At least her case doesn’t seem as bad as that of a 1995 incident that occurred at a tent revival in Lafayette Parish, LA. Apparently the first overcome parishioner was caught as she should have been, but another parishioner was overcome much faster than anyone expected and she landed hard on the first woman and broke three of her ribs!
In the year 2003, a Bryn Mawr College student, Janet Lee, attempted to board an airliner with several flour-filled condoms. She claimed that her classmates and she used the soft and squishy condoms as stress relievers.

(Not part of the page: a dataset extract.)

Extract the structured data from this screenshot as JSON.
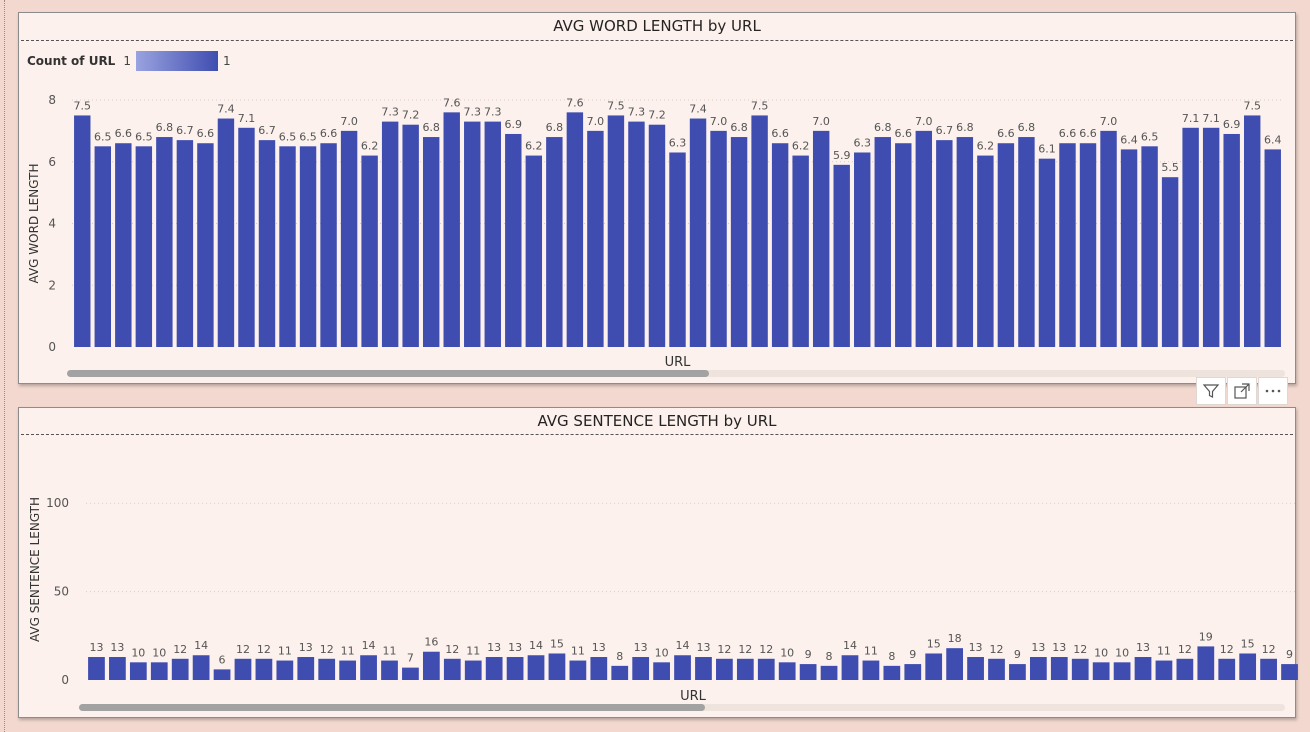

They would give them a squeeze to ease their tension.
She must not have ever listened to the news or read a paper if she didn’t know that drug smugglers tend to fill condoms with cocaine and heroin and use mules who swallow the condoms in order to get the illegal drugs into the Country.
She was astonished when she was arrested at the Philadelphia airport and then jailed for three weeks until the lab could verify that the substance was indeed flour as she had claimed it was.
Unfortunately for the city of Philadelphia she smartened up and strapped them with a lawsuit for wrongful detention and was awarded $180,000 in January, 2007.
You can bet she’ll never make that mistake again!